“I was captivated by the way Muradi plays with words across multiple languages in washee/was she to create a tension relatable to the female experience that transcends the necessity for precise meaning. The italicized words are common across a multitude of cultures influenced by the early movement of Islam across Asia and were ubiquitous within the multi-cultural, immigrant Muslim community I grew up surrounded by. The intimacy of these words, juxtaposed with “washee”—a word entirely unfamiliar to me—became the starting point for the design.

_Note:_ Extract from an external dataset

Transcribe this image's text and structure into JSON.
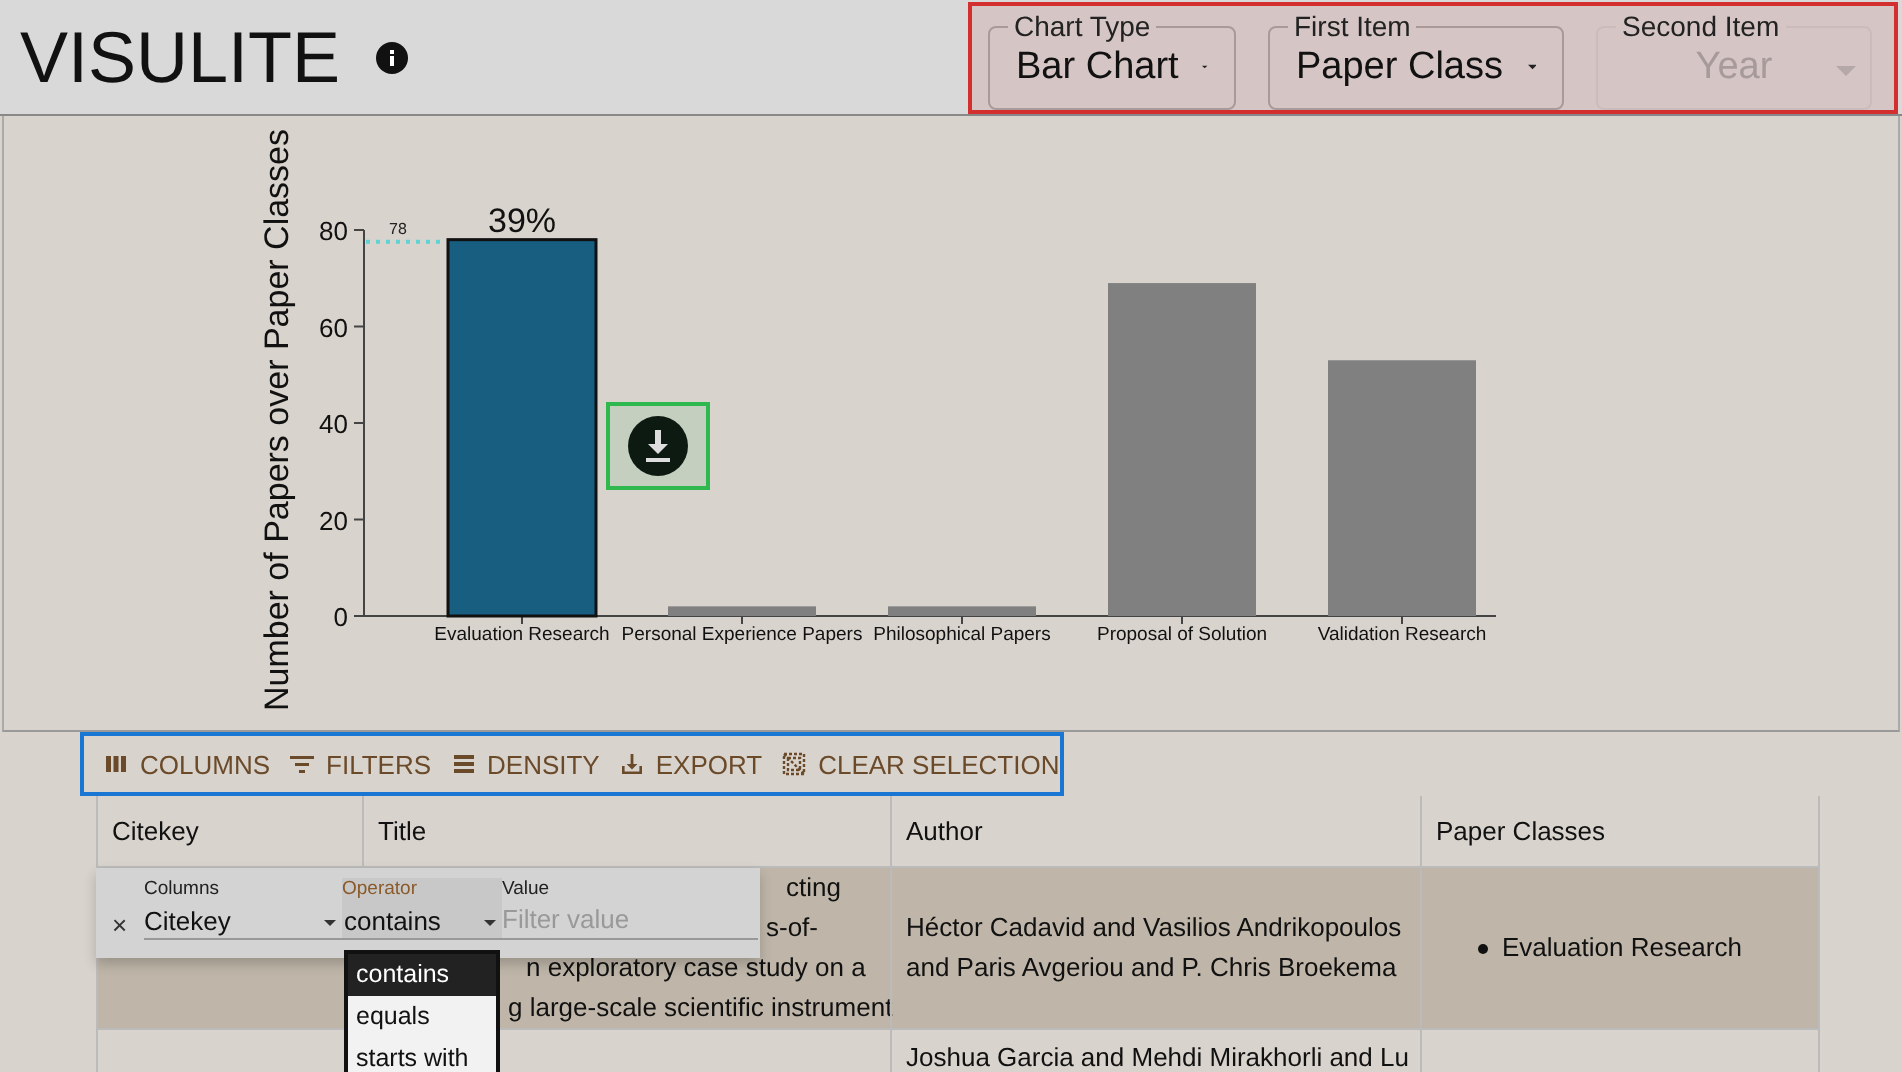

Muradi’s native tongue, Dari, and my native tongue, Arabic, share a common script despite belonging to entirely distinct language families. Yet with the addition of a single letter, washee becomes wahshee, meaning is imbued, and a linguistic mystery begins to unravel. To the 11th century master calligraphers of Baghdad, script was sacred; an entire universe of meaning could be extrapolated from the confines of a single letter.
What is script abstracted from language? To the hurufiyya artists of the late 20th century, letters could be stripped of their linguistic significance to create new meaning, while asserting a visual heritage independent of the western canon. In creating this broadside, I pay homage to this heritage and the standalone letter, both in its pure and abstracted forms.” – Rhonda Khalifeh
Created as a part of the Spring 2021 Center for Book Arts Broadside Reading Series. Inkjet print on cotton paper. Handset and letterpress printed type in Goudy Oldstyle, Bodoni, Standard Light, and Lightline Gothic. Designed and printed in an edition of 100 by Rhonda Khalifeh. Signed by the poet.